Everything had sunk in when he realized that. The city had gotten the track ready for the future—like all renovation projects, that was the goal. The new track was meant to be useful and pleasing for new generations of the people in the town, starting right now.

And he wasn’t going to be one of them.

 

HE DIDN’T FEEL WELL ENOUGH TO GO FOR a long walk and his stamina was low, but he asked me if I would go look at the track with him this one time.

So we walked there, and we stood on the track, and he talked some more about the filthy cinders on which we once ran.

“They probably were a health hazard, but you have to keep in mind, that was the era of blood brothers,” he said.

“What do you mean?” I asked.

“Don’t you remember—little kids would prick their fingers, and hold their fingertips together at the cut parts, so their blood would mix?” he said. “That was how they showed their friendship. By becoming blood brothers.”

“That’s one you don’t hear about these days,” I said.

“If a kid came home now and told his parents he’d become blood brothers, the parents would probably call the National Institutes of Health,” Jack said.

“If not the National Guard,” I said.

He took a long look around. “Let’s go see if that water fountain is still there,” he said.

It had been this crummy ceramic thing—hard and white and discolored by rust stains, bolted to a brick wall near the side of the football grandstand. The stream of water that came from its scratched metal spigot was always weak but surprisingly cold. You had to really work to turn the handle; you thought if you twisted hard enough you could make the water arc a little higher, so that you wouldn’t have to lean so low to drink. But the parabola of water perpetually stayed the same, too close for comfort to the ceramic base.

“It felt like spring,” I said. “I don’t know why. I think of spring when I think of that fountain.”

“I know why,” Jack said. “We’d always go drink from it when we were little and we would be watching the high school baseball games after school. The varsity diamond used to be there—the fountain would be behind the right fielder.”
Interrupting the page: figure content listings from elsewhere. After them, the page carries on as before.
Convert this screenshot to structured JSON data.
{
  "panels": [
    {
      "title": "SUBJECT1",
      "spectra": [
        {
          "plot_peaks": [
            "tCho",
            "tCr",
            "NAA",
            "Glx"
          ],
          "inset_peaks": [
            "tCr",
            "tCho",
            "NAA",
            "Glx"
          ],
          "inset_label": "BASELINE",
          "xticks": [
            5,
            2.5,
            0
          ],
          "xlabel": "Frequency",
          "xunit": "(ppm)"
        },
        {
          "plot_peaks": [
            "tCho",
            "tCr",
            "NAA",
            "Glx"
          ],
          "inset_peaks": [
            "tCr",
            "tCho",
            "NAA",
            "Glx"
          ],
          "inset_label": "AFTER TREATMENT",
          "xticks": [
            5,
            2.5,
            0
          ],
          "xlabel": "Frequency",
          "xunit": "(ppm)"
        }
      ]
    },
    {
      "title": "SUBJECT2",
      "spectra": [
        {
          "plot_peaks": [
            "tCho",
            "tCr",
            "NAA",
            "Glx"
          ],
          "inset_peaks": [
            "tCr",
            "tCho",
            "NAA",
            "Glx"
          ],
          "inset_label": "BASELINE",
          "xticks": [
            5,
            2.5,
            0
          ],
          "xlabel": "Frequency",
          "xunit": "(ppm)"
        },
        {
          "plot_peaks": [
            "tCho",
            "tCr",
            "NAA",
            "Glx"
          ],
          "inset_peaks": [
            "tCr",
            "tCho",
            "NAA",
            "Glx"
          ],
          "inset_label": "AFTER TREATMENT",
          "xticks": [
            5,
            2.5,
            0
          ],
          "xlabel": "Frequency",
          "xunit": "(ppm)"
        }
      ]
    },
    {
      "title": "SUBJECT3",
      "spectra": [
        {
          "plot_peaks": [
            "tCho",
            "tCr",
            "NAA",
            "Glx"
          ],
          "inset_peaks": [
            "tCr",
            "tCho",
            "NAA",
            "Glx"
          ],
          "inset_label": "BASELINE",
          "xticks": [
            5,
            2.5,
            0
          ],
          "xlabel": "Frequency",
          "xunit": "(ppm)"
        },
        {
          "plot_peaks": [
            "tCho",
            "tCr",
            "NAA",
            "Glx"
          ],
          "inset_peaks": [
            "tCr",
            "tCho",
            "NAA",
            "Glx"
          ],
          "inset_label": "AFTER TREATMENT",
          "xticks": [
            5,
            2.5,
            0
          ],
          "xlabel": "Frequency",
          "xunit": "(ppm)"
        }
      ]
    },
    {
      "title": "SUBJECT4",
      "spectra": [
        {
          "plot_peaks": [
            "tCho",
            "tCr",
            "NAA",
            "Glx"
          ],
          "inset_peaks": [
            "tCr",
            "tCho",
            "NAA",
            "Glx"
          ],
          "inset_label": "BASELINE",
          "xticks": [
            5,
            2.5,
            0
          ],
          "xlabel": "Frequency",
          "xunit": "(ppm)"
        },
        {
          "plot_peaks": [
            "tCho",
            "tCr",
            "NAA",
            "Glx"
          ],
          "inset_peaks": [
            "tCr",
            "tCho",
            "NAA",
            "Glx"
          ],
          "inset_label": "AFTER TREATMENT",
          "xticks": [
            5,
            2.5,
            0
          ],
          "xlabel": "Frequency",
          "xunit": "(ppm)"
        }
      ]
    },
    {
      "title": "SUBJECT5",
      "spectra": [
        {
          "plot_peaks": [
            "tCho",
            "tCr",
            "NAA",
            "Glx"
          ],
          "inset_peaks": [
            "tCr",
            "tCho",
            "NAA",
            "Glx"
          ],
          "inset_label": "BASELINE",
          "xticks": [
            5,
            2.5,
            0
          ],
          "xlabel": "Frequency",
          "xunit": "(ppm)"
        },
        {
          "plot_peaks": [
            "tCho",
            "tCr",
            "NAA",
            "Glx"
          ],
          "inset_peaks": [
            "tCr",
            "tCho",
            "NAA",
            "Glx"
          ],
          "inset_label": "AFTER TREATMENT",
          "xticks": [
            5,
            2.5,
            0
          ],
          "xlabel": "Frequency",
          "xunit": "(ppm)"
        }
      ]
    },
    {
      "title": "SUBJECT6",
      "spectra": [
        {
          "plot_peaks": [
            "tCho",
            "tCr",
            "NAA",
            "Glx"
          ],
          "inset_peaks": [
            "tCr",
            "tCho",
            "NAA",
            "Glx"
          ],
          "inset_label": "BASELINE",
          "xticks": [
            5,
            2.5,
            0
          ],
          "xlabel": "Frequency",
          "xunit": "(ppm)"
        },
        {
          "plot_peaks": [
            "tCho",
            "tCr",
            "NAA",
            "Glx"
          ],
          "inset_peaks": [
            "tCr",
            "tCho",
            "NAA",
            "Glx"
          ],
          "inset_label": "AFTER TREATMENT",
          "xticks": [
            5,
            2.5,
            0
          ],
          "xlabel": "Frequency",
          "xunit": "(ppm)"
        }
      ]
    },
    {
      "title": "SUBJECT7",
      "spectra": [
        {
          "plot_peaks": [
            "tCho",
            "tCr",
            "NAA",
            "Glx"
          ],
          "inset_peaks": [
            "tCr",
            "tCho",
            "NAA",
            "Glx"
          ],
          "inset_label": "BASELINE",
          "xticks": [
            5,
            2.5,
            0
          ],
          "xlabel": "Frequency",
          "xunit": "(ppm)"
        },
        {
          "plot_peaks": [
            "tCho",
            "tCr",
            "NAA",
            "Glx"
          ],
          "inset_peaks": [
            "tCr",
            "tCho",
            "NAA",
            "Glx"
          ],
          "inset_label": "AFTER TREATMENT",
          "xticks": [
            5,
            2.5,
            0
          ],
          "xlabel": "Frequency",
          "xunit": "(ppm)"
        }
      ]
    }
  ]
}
At those baseball games we wouldn’t wear jackets, because it was March or April and the sun was brilliant in the sky. We were seven or eight, and we’d watch the high school varsity, and we’d constantly be running out to that cruddy little fountain. When the sun would start to go down, we’d get chilly—the earlier warmth had been a tease, and we would shiver in the late innings.
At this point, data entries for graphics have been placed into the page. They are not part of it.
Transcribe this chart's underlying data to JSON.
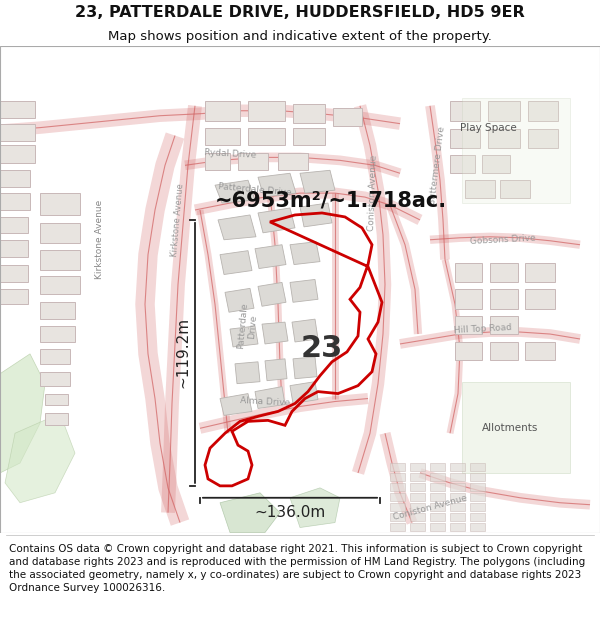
{
  "title": "23, PATTERDALE DRIVE, HUDDERSFIELD, HD5 9ER",
  "subtitle": "Map shows position and indicative extent of the property.",
  "title_fontsize": 11.5,
  "subtitle_fontsize": 9.5,
  "footer_text": "Contains OS data © Crown copyright and database right 2021. This information is subject to Crown copyright and database rights 2023 and is reproduced with the permission of HM Land Registry. The polygons (including the associated geometry, namely x, y co-ordinates) are subject to Crown copyright and database rights 2023 Ordnance Survey 100026316.",
  "footer_fontsize": 7.5,
  "label_area": "~6953m²/~1.718ac.",
  "label_number": "23",
  "label_width": "~136.0m",
  "label_height": "~119.2m",
  "map_bg": "#f5f3f0",
  "road_color": "#e8a0a0",
  "road_outline": "#d06060",
  "building_fc": "#e8e4e0",
  "building_ec": "#c8b8b8",
  "highlight_color": "#cc0000",
  "dim_color": "#222222",
  "text_color": "#333333",
  "green_color": "#c8dcc0"
}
But we’d never learn our lesson; next game, we’d be back without our jackets again, running together to the fountain again, sure that one spring day the sun would set and we’d still be warm enough. And one spring day we would be right. The warmth would last.
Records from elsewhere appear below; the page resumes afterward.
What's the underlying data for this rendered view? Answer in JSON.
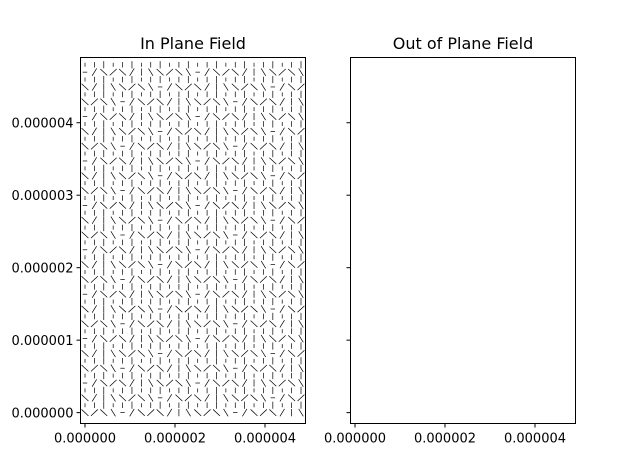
{
  "chart_data": [
    {
      "type": "quiver",
      "title": "In Plane Field",
      "xlabel": "",
      "ylabel": "",
      "xlim": [
        -1e-07,
        4.9e-06
      ],
      "ylim": [
        -1.5e-07,
        4.9e-06
      ],
      "xticks": [
        {
          "value": 0.0,
          "label": "0.000000"
        },
        {
          "value": 2e-06,
          "label": "0.000002"
        },
        {
          "value": 4e-06,
          "label": "0.000004"
        }
      ],
      "yticks": [
        {
          "value": 0.0,
          "label": "0.000000"
        },
        {
          "value": 1e-06,
          "label": "0.000001"
        },
        {
          "value": 2e-06,
          "label": "0.000002"
        },
        {
          "value": 3e-06,
          "label": "0.000003"
        },
        {
          "value": 4e-06,
          "label": "0.000004"
        }
      ],
      "grid": false,
      "vector_field": {
        "x_range": [
          0.0,
          4.8e-06
        ],
        "y_range": [
          0.0,
          4.8e-06
        ],
        "nx": 24,
        "ny": 48,
        "scale": 2.2e-07,
        "magnitude_range": [
          0.05,
          1.0
        ],
        "pattern": "diagonal lattice of short oriented dashes"
      }
    },
    {
      "type": "quiver",
      "title": "Out of Plane Field",
      "xlabel": "",
      "ylabel": "",
      "xlim": [
        -1e-07,
        4.9e-06
      ],
      "ylim": [
        -1.5e-07,
        4.9e-06
      ],
      "xticks": [
        {
          "value": 0.0,
          "label": "0.000000"
        },
        {
          "value": 2e-06,
          "label": "0.000002"
        },
        {
          "value": 4e-06,
          "label": "0.000004"
        }
      ],
      "yticks": [
        {
          "value": 0.0,
          "label": ""
        },
        {
          "value": 1e-06,
          "label": ""
        },
        {
          "value": 2e-06,
          "label": ""
        },
        {
          "value": 3e-06,
          "label": ""
        },
        {
          "value": 4e-06,
          "label": ""
        }
      ],
      "grid": false,
      "vector_field": null
    }
  ]
}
We walked toward where the fountain had been, and without saying a word to me Jack did something.

He dropped to one knee next to the football field. And he touched the grass.

He let his hand rest on top of it for two or three seconds. Then, without explaining, he stood.

I knew we’d never be coming back.

 

BEFORE GOING HOME WE STOPPED AT THE ABCDJ brick, and at Audie Murphy Hill.

This was the trip to the hill when he said it was too steep to climb. When—as when he was a boy—the gentle little rise of grass looked, through his eyes, to be too much.